Covid Shifts Focus from Competition to Cooperation

Covid Shifts Focus from Competition to Cooperation

By Tuomo Parjanen
CEO of PayiQ

Covid has definitely been a game changer in mobility. First it brought on a disaster when people stopped moving, and while the hard times are dragging on, it is slowly also triggering changes in thinking, many of which are welcome. One of them is a strong trend towards partnering. The idea of organizing relationships among actors in a field through partnering instead of competition or subcontracting is of course nothing new. Airlines have formed and run successful partnerships for decades. But in ground transportation competition, subcontracting and monopolies have been the standard.

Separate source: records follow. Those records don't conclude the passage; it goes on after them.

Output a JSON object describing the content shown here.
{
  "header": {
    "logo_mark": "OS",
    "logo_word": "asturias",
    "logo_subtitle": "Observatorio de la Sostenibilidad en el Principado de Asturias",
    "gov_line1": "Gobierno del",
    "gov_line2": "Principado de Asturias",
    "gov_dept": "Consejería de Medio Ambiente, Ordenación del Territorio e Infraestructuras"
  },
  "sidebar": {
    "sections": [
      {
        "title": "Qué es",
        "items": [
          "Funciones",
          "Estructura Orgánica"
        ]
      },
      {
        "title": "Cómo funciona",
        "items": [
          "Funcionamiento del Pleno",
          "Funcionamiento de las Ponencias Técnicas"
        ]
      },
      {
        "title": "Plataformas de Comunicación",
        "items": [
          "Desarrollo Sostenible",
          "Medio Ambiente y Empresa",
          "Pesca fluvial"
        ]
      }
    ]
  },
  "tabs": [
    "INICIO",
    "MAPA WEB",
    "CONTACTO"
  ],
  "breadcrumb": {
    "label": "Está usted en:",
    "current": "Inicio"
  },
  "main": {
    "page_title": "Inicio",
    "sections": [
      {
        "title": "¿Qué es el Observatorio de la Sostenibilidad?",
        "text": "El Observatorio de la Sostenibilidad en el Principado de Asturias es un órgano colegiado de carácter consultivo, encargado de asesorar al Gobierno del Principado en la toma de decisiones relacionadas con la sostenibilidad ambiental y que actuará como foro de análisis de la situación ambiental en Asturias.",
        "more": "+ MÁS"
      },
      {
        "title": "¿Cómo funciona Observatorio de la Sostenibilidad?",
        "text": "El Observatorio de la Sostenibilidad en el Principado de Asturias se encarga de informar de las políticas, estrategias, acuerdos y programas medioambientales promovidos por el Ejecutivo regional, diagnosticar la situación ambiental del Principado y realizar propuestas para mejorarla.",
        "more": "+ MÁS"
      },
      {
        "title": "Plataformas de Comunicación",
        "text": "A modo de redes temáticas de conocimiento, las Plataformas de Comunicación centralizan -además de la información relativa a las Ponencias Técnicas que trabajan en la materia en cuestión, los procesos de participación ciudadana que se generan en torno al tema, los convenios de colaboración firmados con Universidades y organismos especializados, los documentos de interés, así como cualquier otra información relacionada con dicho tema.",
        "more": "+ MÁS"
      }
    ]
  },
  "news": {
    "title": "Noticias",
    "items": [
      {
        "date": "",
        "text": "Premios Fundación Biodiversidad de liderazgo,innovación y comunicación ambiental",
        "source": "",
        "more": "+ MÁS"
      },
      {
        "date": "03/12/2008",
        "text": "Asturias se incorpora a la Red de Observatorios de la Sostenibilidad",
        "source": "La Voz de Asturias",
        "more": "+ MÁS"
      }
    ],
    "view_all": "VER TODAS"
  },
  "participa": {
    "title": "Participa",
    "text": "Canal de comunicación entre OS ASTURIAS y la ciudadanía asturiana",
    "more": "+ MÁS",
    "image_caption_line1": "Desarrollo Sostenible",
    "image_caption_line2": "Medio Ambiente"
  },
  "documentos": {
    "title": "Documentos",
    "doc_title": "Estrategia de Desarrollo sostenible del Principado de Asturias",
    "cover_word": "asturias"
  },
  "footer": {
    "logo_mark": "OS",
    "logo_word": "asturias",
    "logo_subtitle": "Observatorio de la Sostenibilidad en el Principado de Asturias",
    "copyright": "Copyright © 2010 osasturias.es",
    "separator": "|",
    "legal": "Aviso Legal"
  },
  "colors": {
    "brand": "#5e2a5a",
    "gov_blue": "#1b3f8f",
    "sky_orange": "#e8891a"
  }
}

Car brands have been competing against each other, buses have been going against trains and ride-hailing startups have recently challenged taxi companies. Or look at the new kid on the block, eScooters. Different brands are filling the street corners each with their own offering. Competition for customers is the game wherever the private sector has a say. Then there are municipal monopolies that often offer several modalities like buses, metros, trams and ferries, but the way these companies are organized is more like an army than an alliance.

And this is where I think the Covid-induced rethinking in many companies comes in. In transportation payments and ticketing have been the immediate focus since there’s always a risk of contagion when handling bills, coins and printed tickets. Not surprisingly, contactless ticketing has taken a leap during the last few months, and most investments in vending machines pushing paper tickets has been called off.

But mobile ticketing in transportation is often just a detail, a gate that opens the decision makers’ eyes to wider possibilities of using open data in urban context. Why stop at transportation when you are trying to make the city safer, faster and smarter – also beyond the pandemic? The health care system, the events and the hospitality industries, and many more sectors could all benefit from having deep, up-to-date knowledge on what’s happening around town. The whole point of a city is that everything is somehow interconnected and this is why open data that brings different sectors together is seen as a massive opportunity. In the European Union alone it is currently a 184 billion euro market and may double in size by 2025.

When we look at mobility as a part of this digital mesh, it becomes immediately clear why cooperation is in many cases much more interesting than walled gardens. When we look at the big picture, a whole city with all of its complexities, no company can go at it alone. Deep knowledge of each sector and dedicated resources are needed, but the data must be shared for mutual benefit. My strong belief is that the future belongs to ecosystems that combine core knowledge from different fields rather than to conglomerates trying to own it all. There’s a growing camp that thinks the next world changing innovations are not technical but rather business model innovations that allow new ways of collaborating and distributing work and reward. I am in that camp.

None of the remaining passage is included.